At present, Tha Chang is a pier that hosts the Chao Phraya Express Boat that runs between Bangkok and the north ends in Nonthaburi Province, including a ferry pier that crosses to Thonburi side at the Wat Rakhang in Bangkok Noi District and Tha Wang Lang in the area of Siriraj Hospital as well. In addition, it also has a number of retail shops and eateries. At the corner of the Tha Chang area, there are old shophouses built during King Chulalongkorn's (Rama V) reign with a beautiful plaster pediment, pilasters, and stucco. The buildings have all been registered as archaeological sites by the Fine Arts Department since 2001 and have been renovated and maintained at present.

==Another Tha Chang==
There is another Tha Chang, Tha Chang Wang Na (ท่าช้างวังหน้า, /th/). It was formerly a royal pier and then a ferry port, taking passengers to Bangkok Noi railway station and other places along the canal Khlong Bangkok Noi. The area was once located back gate of the Wang Na (Front Palace). There was a royal elephant kraal nearby. The pier where royal elephants were brought for bathing known as Tha Chang Wang Na (The Front Palace's Elephant Pier). In King Rama IV's reign, Prince Pinklao (second king resided at front palace) preferred his courtiers to park their barges at the pier near his residence. He ordered the demolition of part of the city wall and its replacement by a gate for the royal elephant passing by. The pier has been called Tha Chang since then. The former elephant pier was later renamed as Tha Khun Nang Wang Na (ท่าขุนนางวังหน้า, "The Front Palace's Courtier Pier").

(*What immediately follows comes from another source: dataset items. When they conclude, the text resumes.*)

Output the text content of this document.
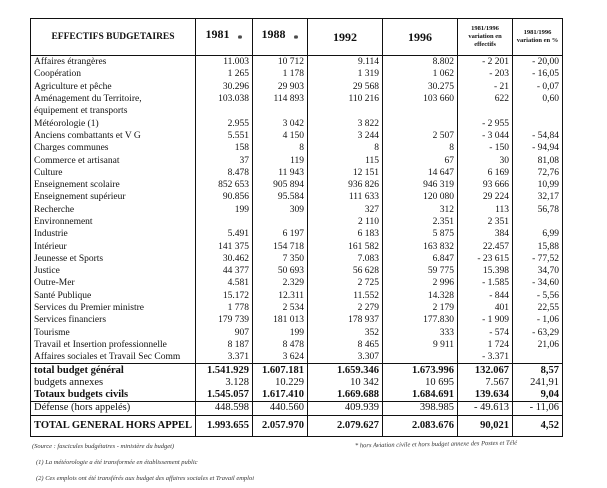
EFFECTIFS BUDGETAIRES	1981 $_*$	1988 $_*$	1992	1996	1981/1996 variation en effectifs	1981/1996 variation en %
Affaires étrangères	11.003	10 712	9.114	8.802	- 2 201	- 20,00
Coopération	1 265	1 178	1 319	1 062	- 203	- 16,05
Agriculture et pêche	30.296	29 903	29 568	30.275	- 21	- 0,07
Aménagement du Territoire,	103.038	114 893	110 216	103 660	622	0,60
équipement et transports						
Météorologie (1)	2.955	3 042	3 822		- 2 955	
Anciens combattants et V G	5.551	4 150	3 244	2 507	- 3 044	- 54,84
Charges communes	158	8	8	8	- 150	- 94,94
Commerce et artisanat	37	119	115	67	30	81,08
Culture	8.478	11 943	12 151	14 647	6 169	72,76
Enseignement scolaire	852 653	905 894	936 826	946 319	93 666	10,99
Enseignement supérieur	90.856	95.584	111 633	120 080	29 224	32,17
Recherche	199	309	327	312	113	56,78
Environnement			2 110	2.351	2 351	
Industrie	5.491	6 197	6 183	5 875	384	6,99
Intérieur	141 375	154 718	161 582	163 832	22.457	15,88
Jeunesse et Sports	30.462	7 350	7.083	6.847	- 23 615	- 77,52
Justice	44 377	50 693	56 628	59 775	15.398	34,70
Outre-Mer	4.581	2.329	2 725	2 996	- 1.585	- 34,60
Santé Publique	15.172	12.311	11.552	14.328	- 844	- 5,56
Services du Premier ministre	1 778	2 534	2 279	2 179	401	22,55
Services financiers	179 739	181 013	178 937	177.830	- 1 909	- 1,06
Tourisme	907	199	352	333	- 574	- 63,29
Travail et Insertion professionnelle	8 187	8 478	8 465	9 911	1 724	21,06
Affaires sociales et Travail Sec Comm	3.371	3 624	3.307		- 3.371	
total budget général	1.541.929	1.607.181	1.659.346	1.673.996	132.067	8,57
budgets annexes	3.128	10.229	10 342	10 695	7.567	241,91
Totaux budgets civils	1.545.057	1.617.410	1.669.688	1.684.691	139.634	9,04
Défense (hors appelés)	448.598	440.560	409.939	398.985	- 49.613	- 11,06
TOTAL GENERAL HORS APPEL	1.993.655	2.057.970	2.079.627	2.083.676	90,021	4,52
(Source : fascicules budgétaires - ministère du budget)	* hors Aviation civile et hors budget annexe des Postes et Télé
(1) La météorologie a été transformée en établissement public
(2) Ces emplois ont été transférés aux budget des affaires sociales et Travail emploi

For the present, Tha Chang Wang Na has long lost its status as a pier. It is located under the Phra Pin Klao Bridge on the beginning of Phra Athit Road next to Bangkok Tourism Division. Moreover, its vicinity is the location of Phra Arthit Mansion, unofficially known as Tham Niab Tha Chang (ทำเนียบท่าช้าง, "Tha Chang House"), it was the residence of senior statesman Pridi Banomyong during his regent tenure in the World War II period.